Suitors for Air India are expected to be asked to bid on the basis of a combination of its equity and debt value, as the government moves ahead with a strategic stake sale in the national carrier.
The government is believed to have turned down suggestions to either run the operations for next three years or shut Air India down as mentioned by Union Minister of Civil Aviation Hardeep Singh Puri.
The Times of India reported that a panel of officers tasked with looking into various options put forth by transaction adviser, Ernst & Young was not in favour of reducing the debt by Rs. 23,000 crore.
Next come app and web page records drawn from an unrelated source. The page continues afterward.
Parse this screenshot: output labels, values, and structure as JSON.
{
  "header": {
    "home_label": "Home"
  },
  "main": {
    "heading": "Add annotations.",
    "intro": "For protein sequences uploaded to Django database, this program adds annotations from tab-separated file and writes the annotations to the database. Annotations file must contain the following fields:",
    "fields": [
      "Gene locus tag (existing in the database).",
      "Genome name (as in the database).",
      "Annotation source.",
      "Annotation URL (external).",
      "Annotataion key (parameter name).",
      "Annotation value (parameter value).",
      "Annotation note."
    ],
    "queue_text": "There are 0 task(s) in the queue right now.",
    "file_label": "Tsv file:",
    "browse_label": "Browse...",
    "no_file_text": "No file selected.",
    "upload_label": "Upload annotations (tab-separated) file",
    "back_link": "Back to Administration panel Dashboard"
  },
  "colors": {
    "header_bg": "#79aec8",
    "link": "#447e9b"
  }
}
According to the news report, while the final modalities have to be prepared by the core group on disinvestment headed by Cabinet Secretary Rajiv Gauba, before a greenlight from a ministerial panel, the groundwork is done by the Inter-ministerial Group (IMG).
The newspaper quoted top government sources as indicating that the finance ministry is keen on the Department of Investment and Public Asset Management (DIPAM) moving ahead with the disinvestment programme of public sector companies in line with the Cabinet decision.
Given that Air India has 15,000 employees and vast infrastructure, winding up the airline was not an option, the report said adding closure of the airline will lead to further value erosion. The government had extended the deadline for submission of interest to October 30.
As per the news report, the inter-ministerial group was of the view that the equity value had come down over the last one year due to Air India losing market share, with COVID-19 disruptions further impacting its profitability.
At the same time, the debt burden had only mounted. As a result, the government expects that assigning a prefixed debt level may turn out to be detrimental and could further reduce competition.
The debt of Air India as on March 31, 2019 was Rs. 58, 255 crore. Later in 2019, Rs. 29,464 crore of this debt was transferred from Air India to a government-owned special purpose vehicle called Air India Assets Holding Company Limited (AIAHL).
Following an unsuccessful attempt in 2018, the Government of India re-initiated the process to divest its stake in Air India on January 27. However as COVID-19 struck, the process had to be extended. It has been extended four times thus far, with the final extension for October 30, being granted on August 25.
As per the plan, 100 per cent of government equity in the national carrier, including Air India’s 100 per cent shareholding in Air India Express Ltd and 50 per cent in Air India SATS Airport Services Private Ltd will be diluted.